Gros-Câlin

par

Le vide de l'existence du héros

Les problèmes sentimentaux du « héros », ou anti-héros qu'est Cousin, le personnage principal pourraient se résumer par ce leitmotiv, revenant comme l'équivalent d'une anaphore en poésie : « Je m’attache très facilement », prouvant que ce manque sentimental entraîne une dépendance affective rapide aux autres. De plus, ses réflexions sur les relations humaines laissent présager une certaine misère dans ses liens avec autrui, mais aussi dans sa recherche de l'amour, dans un monde absurde et par rapport au rôle de l'être humain en général, personnage tout aussi absurde qui ne sait pas toujours quoi faire : il affirme lui-même ressentir cette solitude mais sait qu'il n'est pas le seul et que la foule qu'il croise tous les jours n'est qu'un agrégat de toutes les solitudes réunies : « Chacun de nous est entouré de millions de gens, c’est la solitude ». Il se sent seul, n'a ni famille ni amis et retrace un peu son parcours et son arbre généalogique : « Mes parents m’ont quitté pour mourir dans un accident de circulation et on m’a placé d’abord dans une famille, puis une autre, et une autre et j’ai commencé à m’intéresser aux nombres, pour me sentir moins seul ». Sa vision de l'amour est celle d'une compétition, d'un trop-plein : « Je souffre de surplus américain. Je suis atteint d’excédent », et « Je pense que […] le monde souffre d’un excès d’amour qu’il n’arrive pas à écouler, ce qui le rend hargneux et compétitif » ; cette dimension hargneuse du monde fait que lui-même, plutôt faible, reste à l'écart de cette compétition. Puis un jour il tombe amoureux, de Mademoiselle Dreyfus, mais il a peur que le couple original qu'il forme avec son serpent ne devienne un obstacle à la conquête de cette jeune femme d'origines guyanaises, souvent en mini- jupe et avec qui il prend l'ascenseur tous les jours. Il souhaite qu'elle l'apprivoise, qu'elle l'observe : « Procéder lentement…me voir tel que je suis…ma nature…mon mode de vie…à qui elle avait à faire. » Il se prend à rêver de relations, de fantasmes entre eux, et est convaincu que Mademoiselle Dreyfus est trop timide pour répondre à ses avances et qu'il l'intéresse. À part elle, il n'aime personne au travail et n'a aucune relation amicale avec aucun collègue, il se sent jugé et marginalisé par eux et n'apprécie pas le poids des regards sur lui.

Ce personnage sait qu'il vit dans un certain vide relationnel, mais qu'il vit aussi ainsi car il a une grande sensibilité.
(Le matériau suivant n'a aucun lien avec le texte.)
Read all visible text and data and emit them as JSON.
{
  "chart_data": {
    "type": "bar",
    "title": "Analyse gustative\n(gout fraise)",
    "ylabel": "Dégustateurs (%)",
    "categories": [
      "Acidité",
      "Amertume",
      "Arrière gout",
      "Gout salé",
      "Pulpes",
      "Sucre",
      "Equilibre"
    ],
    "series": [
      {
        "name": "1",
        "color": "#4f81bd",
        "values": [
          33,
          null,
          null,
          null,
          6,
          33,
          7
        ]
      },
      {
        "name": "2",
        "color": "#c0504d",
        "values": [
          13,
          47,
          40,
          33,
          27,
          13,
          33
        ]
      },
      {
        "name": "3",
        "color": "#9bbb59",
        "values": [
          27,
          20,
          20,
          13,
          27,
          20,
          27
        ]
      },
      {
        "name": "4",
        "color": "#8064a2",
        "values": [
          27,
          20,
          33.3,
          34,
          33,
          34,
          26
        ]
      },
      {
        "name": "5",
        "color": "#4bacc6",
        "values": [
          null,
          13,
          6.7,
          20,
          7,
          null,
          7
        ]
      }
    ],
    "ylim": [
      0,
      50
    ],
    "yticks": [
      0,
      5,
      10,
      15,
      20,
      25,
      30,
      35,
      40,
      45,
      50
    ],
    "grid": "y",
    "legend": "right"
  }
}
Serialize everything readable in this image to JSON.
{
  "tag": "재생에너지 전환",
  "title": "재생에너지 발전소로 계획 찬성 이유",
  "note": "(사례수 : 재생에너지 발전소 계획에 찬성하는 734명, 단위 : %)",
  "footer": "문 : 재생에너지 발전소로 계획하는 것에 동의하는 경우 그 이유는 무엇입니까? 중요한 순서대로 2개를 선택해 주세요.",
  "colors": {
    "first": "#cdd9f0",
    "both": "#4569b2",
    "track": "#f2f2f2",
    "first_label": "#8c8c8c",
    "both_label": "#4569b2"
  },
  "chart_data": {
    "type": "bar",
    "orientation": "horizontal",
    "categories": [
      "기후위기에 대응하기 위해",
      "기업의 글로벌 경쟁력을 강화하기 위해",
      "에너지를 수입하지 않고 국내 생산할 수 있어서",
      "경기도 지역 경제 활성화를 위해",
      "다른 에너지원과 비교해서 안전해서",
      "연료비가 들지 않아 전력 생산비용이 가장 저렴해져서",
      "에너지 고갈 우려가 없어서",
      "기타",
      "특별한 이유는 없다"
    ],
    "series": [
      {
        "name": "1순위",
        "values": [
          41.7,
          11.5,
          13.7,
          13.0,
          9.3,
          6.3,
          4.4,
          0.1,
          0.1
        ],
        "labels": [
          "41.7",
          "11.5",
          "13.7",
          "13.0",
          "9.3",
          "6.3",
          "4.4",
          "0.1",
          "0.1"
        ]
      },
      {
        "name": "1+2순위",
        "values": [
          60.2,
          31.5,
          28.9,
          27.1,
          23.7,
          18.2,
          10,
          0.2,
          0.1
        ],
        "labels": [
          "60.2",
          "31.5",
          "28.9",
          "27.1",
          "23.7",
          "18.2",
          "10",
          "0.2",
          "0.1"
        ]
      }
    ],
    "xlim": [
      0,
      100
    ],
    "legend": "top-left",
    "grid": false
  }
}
D'ailleurs un jour une de ses rares connaissances lui dit : « toi, tu es un vrai poète », ce qui est dû notamment aux réflexions de Cousin sur la vie. En effet, plus la ville dans laquelle il se trouve grandit, plus il y a de monde dans la foule, et plus il se sent atrocement seul. On assiste à des essais pathétiques d'approches, autant avec ses collègues qu'avec des gens dans la rue, dans le métro, il tente de se rendre sympathique, de faire connaissance avec d'autres personnes, mais à chaque fois cela échoue. Sur les millions d'habitants de la capitale française, il ne parvient pas à nouer des liens humains. D'où la nécessité de vivre avec ce python, son réconfort à lui, Gros-Câlin. D'où la nécessité également pour lui de prendre soin de la petite souris blanche qu'il garde au creux de sa main, à la recherche de chaleur humaine. Le fait de la protéger, de la tenir fait qu'il se sent bien, et qu'il sent une présence. Le fait qu'il l'ait appelée Blondine, un prénom humain signifie aussi qu'il a besoin de présence humaine, et que ce genre de prénom rapproche sa souris de l'humanité qu'il recherche.

Il a besoin donc d'être rassuré, et apprécie d'être chez lui plutôt que sur son lieu de travail où il sent qu'il est constamment jugé par ses collègues, car la stabilité y règne, avec ses animaux, chaque chose à sa place.